In Acts xxiv. 15 Paul again expresses his faith in, and hope of "the Resurrection of the just," which he distinctly separates from "the resurrection of the unjust" when he declares "there shall be a resurrection of the dead, both of the just and unjust.

It was this hope which sustained those worthies of faith, Heb. xi. 35, "others were tortured, not accepting deliverance, that they might obtain a better resurrection."

Dear friends, I have thus gone through most, if not all, of the Scriptures which bear on this solemn and important doctrine. You all profess to believe in the Resurrection, every time you repeat one or other of our Creeds. But do you reflect on the bearing which this great doctrine has on yourselves? You have heard of the blessedness of those "who have part in the first resurrection" and of the doom of "the rest of the dead." Oh what an affecting thought that all of us must have our part in one or the other of these: either in the glories of the "first Resurrection" or in the terrors of the "second death"! You cannot have part in both.

Surely you have not listened to these solemn Scriptures unmoved! Our Lord speaks, in Luke xx. 35, of those who "shall be accounted worthy to obtain that age, and the resurrection from the dead." Oh! to be thus "accounted worthy"! What does it mean? Who are they that are thus "worthy"? When all our lives we have been unprofitable servants"! When we write ourselves down as guilty sinners, vile, and undone; Where is our merit? Where is our worthiness? Ah! blessed be God, all who take this ground, the ground of sinners, guilty before God, and cry with the Publican, "God be merciful to me, a sinner" go down to their house "justified" and "worthy." With them all merit is for ever shut out, and all boasting for ever excluded. All the worthiness of Jesus at once becomes theirs! All the worthiness of His Life; all the worthiness of His death; all the worthiness of His person and His work! They are worthy in Him and in Him alone.

Worthy the Lamb is Heaven's cry, Worthy the Lamb our hearts reply!

Oh the wondrous worthiness of Jesus! And what a fact for us to remember, that all whom God thus accounts "worthy," he makes worthy! Jesus was "made sin" for them, and they are "made the righteousness of God in Him;" and though in their own estimation they are still worthless, and feel themselves to be increasingly so day by day, yet their desire is to live for God, to walk with God, to "look for the Saviour," to "love His appearing," and to rejoice in the hope of the first resurrection.

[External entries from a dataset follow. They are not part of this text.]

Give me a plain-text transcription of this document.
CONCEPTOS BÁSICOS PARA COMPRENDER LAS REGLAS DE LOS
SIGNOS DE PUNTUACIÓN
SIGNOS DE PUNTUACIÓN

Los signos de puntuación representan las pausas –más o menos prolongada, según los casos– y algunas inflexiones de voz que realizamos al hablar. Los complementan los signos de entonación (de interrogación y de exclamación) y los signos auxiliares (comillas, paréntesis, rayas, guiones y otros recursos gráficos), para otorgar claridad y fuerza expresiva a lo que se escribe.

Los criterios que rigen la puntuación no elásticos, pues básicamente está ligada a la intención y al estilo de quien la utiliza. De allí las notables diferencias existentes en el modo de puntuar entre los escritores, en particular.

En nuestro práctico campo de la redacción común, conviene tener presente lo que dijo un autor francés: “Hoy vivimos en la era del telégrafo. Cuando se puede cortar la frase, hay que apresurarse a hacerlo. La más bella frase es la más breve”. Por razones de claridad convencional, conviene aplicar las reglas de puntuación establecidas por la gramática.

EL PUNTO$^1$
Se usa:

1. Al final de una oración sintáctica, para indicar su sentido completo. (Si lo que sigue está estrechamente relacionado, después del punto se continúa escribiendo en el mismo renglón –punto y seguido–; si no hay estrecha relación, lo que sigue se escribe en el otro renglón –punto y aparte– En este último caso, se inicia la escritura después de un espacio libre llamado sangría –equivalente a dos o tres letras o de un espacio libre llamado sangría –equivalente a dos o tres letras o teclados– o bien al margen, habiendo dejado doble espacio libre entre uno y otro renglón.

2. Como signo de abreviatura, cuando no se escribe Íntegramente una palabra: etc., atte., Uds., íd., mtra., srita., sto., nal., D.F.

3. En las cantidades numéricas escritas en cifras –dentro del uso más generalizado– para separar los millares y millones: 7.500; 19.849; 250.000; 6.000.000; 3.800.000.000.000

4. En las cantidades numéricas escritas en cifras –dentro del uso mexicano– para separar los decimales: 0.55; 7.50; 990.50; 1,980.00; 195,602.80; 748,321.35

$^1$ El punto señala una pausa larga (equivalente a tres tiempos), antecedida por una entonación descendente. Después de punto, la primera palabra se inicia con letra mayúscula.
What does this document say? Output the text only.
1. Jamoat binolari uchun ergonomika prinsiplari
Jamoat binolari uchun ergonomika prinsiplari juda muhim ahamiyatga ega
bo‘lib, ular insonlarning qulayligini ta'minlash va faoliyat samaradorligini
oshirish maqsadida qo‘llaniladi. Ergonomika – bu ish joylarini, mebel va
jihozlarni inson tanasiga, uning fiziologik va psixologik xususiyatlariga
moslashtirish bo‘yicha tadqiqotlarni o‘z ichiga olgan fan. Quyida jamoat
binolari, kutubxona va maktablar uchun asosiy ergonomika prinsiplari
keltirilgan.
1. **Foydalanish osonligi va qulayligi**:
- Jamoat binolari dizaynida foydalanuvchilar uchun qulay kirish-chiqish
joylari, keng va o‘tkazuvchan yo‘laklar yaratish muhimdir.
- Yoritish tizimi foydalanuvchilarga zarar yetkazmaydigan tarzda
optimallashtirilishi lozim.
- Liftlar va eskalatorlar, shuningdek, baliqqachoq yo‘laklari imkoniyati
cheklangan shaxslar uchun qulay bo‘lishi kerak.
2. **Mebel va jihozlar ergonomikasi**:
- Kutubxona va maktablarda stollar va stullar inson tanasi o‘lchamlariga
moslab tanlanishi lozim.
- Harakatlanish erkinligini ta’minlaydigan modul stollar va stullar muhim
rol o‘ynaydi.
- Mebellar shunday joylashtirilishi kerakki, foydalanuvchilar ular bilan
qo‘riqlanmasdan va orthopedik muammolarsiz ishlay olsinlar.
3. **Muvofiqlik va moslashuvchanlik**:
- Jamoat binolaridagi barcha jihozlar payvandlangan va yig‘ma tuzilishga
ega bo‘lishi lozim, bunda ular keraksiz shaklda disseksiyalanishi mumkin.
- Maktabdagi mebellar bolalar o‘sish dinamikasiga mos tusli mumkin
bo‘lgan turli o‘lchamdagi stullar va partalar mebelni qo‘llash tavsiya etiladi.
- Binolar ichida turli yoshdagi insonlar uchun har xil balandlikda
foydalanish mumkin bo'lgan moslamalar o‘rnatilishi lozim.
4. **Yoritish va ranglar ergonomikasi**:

Dear brethren, these are not mere sentiments, or opinions. May God give us to see the importance and solemnity of them as great facts. May you be led to see that he who talks about these things, and repeats them in a creed, and yet knows not the power of them, does but deceive himself, and goes into eternity with a lie in his right hand. May God lay this great subject on all our hearts that we may increasingly desire with St. Paul, that "if by any means we might attain to the out-resurrection from among the dead;" and for this to count all else but dross. The Lord grant it, for Christ's sake.